Iran’s proven oil and gas reserves were approximately 382 billion barrels of oil equivalent in 2014, the highest globally, followed by Venezuela (Caa3 stable) and Saudi Arabia (Aa3 stable).

 Iranian officials expect to be able to increase oil output by about 500,000 barrels per day immediately after sanctions relief, and by another 500,000 by the end of the year. This increased oil production will contribute to higher growth next year, which will likely have positive spillover effects for the rest of the economy from higher investment and consumption spending.

According to the IMF, Iran’s real GDP will grow 4.0pc to 5.5pc in 2016 and 2017, largely owing to higher oil production.

Sanctions relief will also allow for the resumption of hydrocarbon exports and restore the country’s access to the international payment system, SWIFT, which will facilitate financial transactions.

The IMF estimates that Iran’s real GDP will grow by an additional 0.75-1.0 percentage points from lower trade and financial transaction costs alone.

Years’ of international isolation has left its oil and gas output below potential and its oil infrastructure in dire need of enhancements.

Iranian officials cite needing as much as $185 billion invested in the oil industry.

Iran’s oil production has been weak since 2011, accounting for only 4pc of global crude oil production, whereas gas production has increased steadily, reaching a 5pc share by year-end 2014.

In value terms, Iran accounted for 4pc of global exports of crude oil and petroleum products in 2011, exporting around 2.5 million barrels per day. After being cut off from the SWIFT international payments system, Iran’s export volumes (primarily to Asia Pacific countries not  participating in sanctions) fell to only 1.1 million barrels per day as of 2014.

Iran’s $417 billion economy is the second largest in the Middle East after Saudi Arabia, and is more diversified than other regional oil exporters, with oil and gas making up 17pc of GDP and oil revenues accounting for 30pc of total government revenues in
2014.

The country also benefits from a young, well-educated labour force and a large industrial base.

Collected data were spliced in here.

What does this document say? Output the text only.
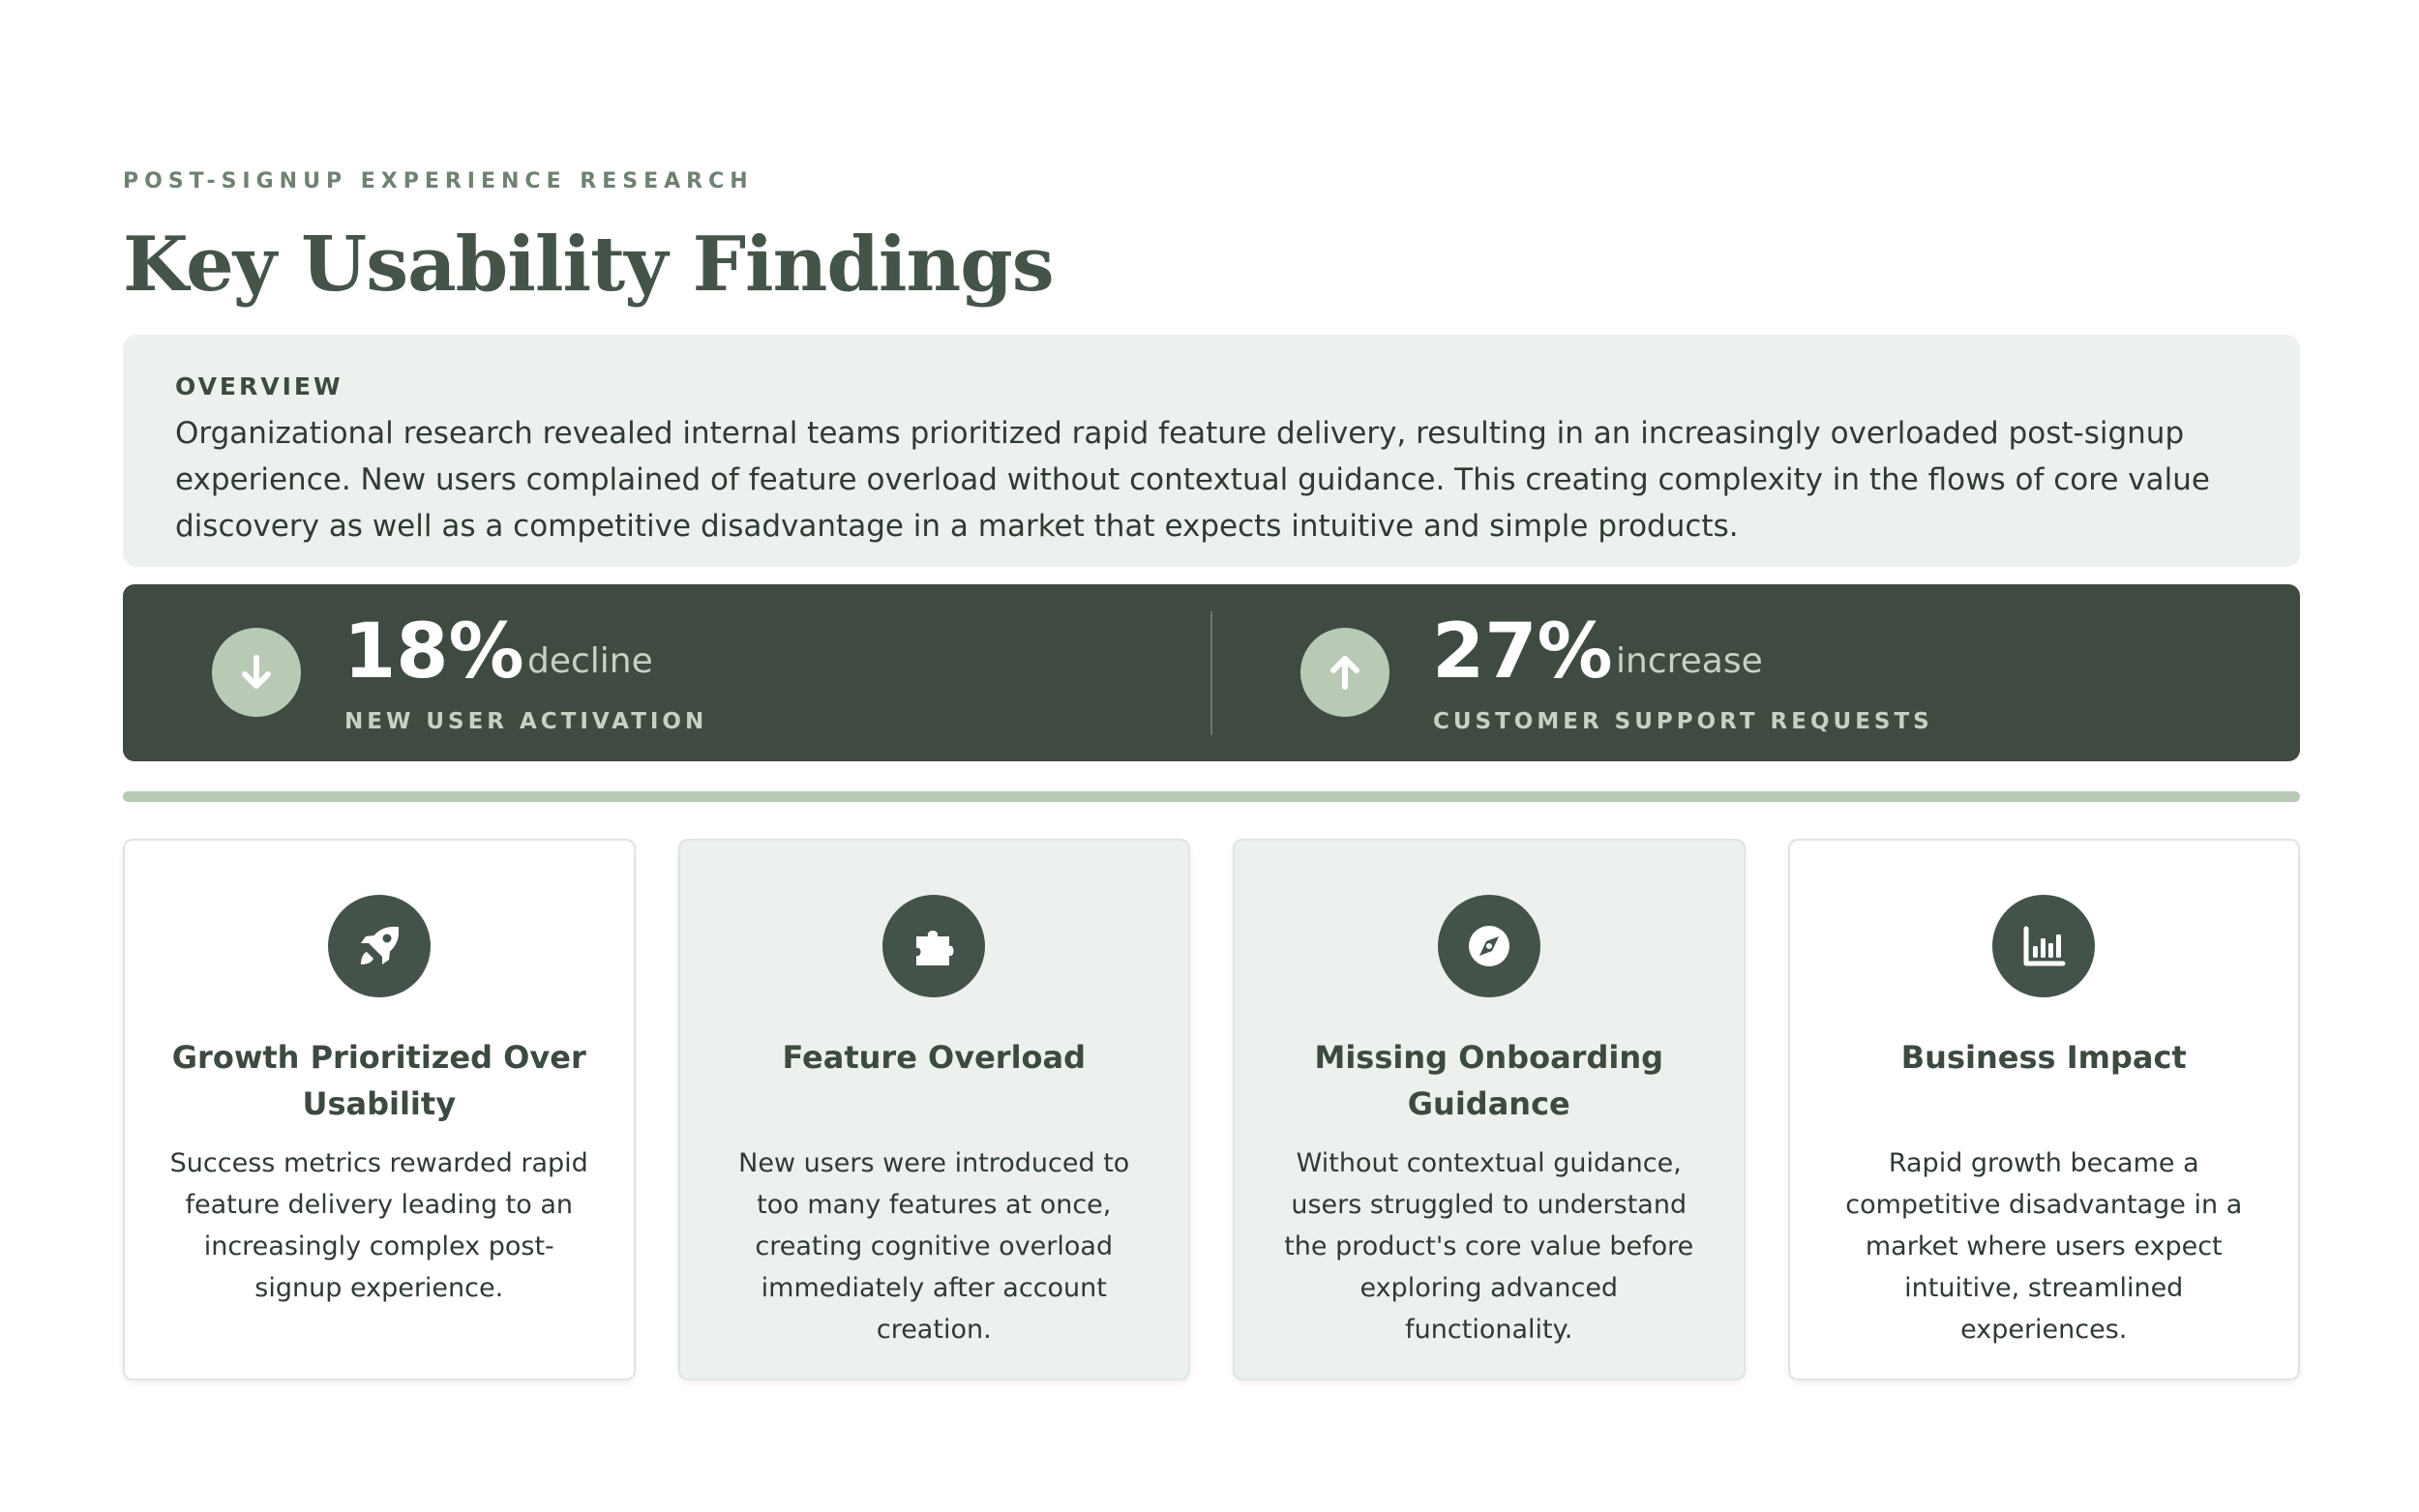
POST-SIGNUP EXPERIENCE RESEARCH
Key Usability Findings
OVERVIEW
Organizational research revealed internal teams prioritized rapid feature delivery, resulting in an increasingly overloaded post-signup experience. New users complained of feature overload without contextual guidance. This creating complexity in the flows of core value discovery as well as a competitive disadvantage in a market that expects intuitive and simple products.
18% decline
NEW USER ACTIVATION
27% increase
CUSTOMER SUPPORT REQUESTS
Growth Prioritized Over Usability
Success metrics rewarded rapid feature delivery leading to an increasingly complex post-signup experience.
Feature Overload
New users were introduced to too many features at once, creating cognitive overload immediately after account creation.
Missing Onboarding Guidance
Without contextual guidance, users struggled to understand the product's core value before exploring advanced functionality.
Business Impact
Rapid growth became a competitive disadvantage in a market where users expect intuitive, streamlined experiences.
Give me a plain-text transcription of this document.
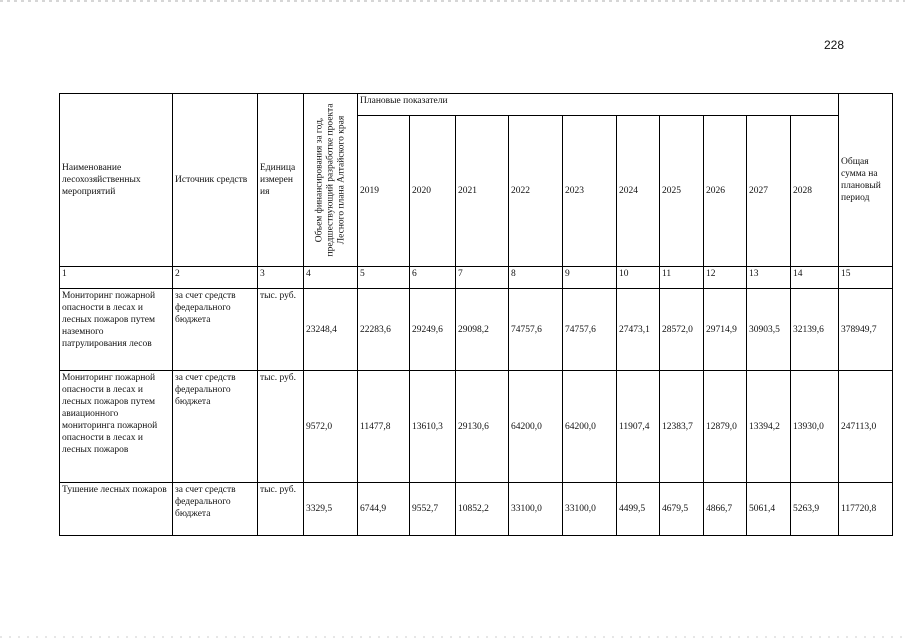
228
Наименование лесохозяйственных мероприятий	Источник средств	Единица
измерен
ия	Объем финансирования за год, предшествующий разработке проекта Лесного плана Алтайского края	Плановые показатели										Общая сумма на плановый период
				2019	2020	2021	2022	2023	2024	2025	2026	2027	2028	
1	2	3	4	5	6	7	8	9	10	11	12	13	14	15
Мониторинг пожарной опасности в лесах и лесных пожаров путем наземного патрулирования лесов	за счет средств федерального бюджета	тыс. руб.	23248,4	22283,6	29249,6	29098,2	74757,6	74757,6	27473,1	28572,0	29714,9	30903,5	32139,6	378949,7
Мониторинг пожарной опасности в лесах и лесных пожаров путем авиационного мониторинга пожарной опасности в лесах и лесных пожаров	за счет средств федерального бюджета	тыс. руб.	9572,0	11477,8	13610,3	29130,6	64200,0	64200,0	11907,4	12383,7	12879,0	13394,2	13930,0	247113,0
Тушение лесных пожаров	за счет средств федерального бюджета	тыс. руб.	3329,5	6744,9	9552,7	10852,2	33100,0	33100,0	4499,5	4679,5	4866,7	5061,4	5263,9	117720,8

But economic mismanagement at home, including reducing interest rates and promoting greater bank lending amid already-high inflation, combined with increased international sanctions, culminated in a GDP contraction of 6.6pc and inflation averaging over 30pc in fiscal 2012 (ending 20 March 2013).

Since 2013, a combination of prudent policies and partial sanctions relief have led to a recovery, with real GDP growth at 4.3pc and inflation at around 16pc in fiscal 2014.